Show the work and explain the strategy. Direct clients are more interested in whatever business results your work has created.

👉 Being able to speak this way—about KPIs or retention or conversions—positions you to partner with studios in a higher capacity instead of just being just a hired gun. Solve mo’ problems, make mo’ money.

How will you work with their team?

What does your process look like? What should the client expect? Direct clients, in my experience, typically prefer that you be the expert and drive the process.

This information will be found on my homepage as a featured article that explains the phases of production, perhaps with a video!

Testimonials from business clients

Probably obvious, but words from direct clients are more powerful than a logo wall.
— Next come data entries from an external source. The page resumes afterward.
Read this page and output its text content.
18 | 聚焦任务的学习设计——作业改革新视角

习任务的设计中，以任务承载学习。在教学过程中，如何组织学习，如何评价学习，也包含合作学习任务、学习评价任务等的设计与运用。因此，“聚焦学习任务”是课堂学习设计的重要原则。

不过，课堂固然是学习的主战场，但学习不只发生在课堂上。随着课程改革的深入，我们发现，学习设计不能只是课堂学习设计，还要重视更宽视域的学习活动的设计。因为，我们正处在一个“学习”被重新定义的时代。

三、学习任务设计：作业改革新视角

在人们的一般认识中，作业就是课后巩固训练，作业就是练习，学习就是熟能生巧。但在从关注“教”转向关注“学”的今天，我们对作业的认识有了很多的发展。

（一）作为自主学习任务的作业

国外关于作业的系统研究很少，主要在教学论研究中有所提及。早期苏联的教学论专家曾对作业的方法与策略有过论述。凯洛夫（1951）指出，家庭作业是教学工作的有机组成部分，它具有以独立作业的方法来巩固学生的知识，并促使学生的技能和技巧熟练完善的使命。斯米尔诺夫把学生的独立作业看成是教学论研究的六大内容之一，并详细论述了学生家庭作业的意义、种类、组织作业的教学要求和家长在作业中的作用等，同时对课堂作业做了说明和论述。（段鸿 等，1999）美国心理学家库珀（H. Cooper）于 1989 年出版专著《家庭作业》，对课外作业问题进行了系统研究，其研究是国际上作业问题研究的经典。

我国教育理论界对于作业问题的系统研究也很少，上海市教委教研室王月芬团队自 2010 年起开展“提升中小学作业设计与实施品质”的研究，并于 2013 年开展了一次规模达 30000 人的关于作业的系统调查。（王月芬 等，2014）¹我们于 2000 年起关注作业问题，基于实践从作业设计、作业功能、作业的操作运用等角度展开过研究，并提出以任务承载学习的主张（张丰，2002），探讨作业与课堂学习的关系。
Include headshots if possible.


The only people who say SEO is dead are those who don’t. The motion design industry as a whole, doesn’t— not often. Which is just screaming opportunity.

Write. A. Blog. Optimize it for what your client is searching for. Quality > quantity.

Web design SEO tips:

  • “Above the fold” means what’s visible before you have to scroll the page. Google places huge importance on this in their rankings.
  • Use live text (not baked into an image or video) with your name as an h1 header, followed by at least one h2 tagline with your keywords describing what you do and where you’re based.
  • Use your h tags intentionally throughout any long-form writing, including case studies.

Operate like a freelancer, think like a studio

Staying small is powerful. You can provide flexibility and quality service without all the middlemen and overhead. Plus, the tools just keep getting better. One person can do more than a team 10 years ago. Maybe even less. Help clients capitalize on that.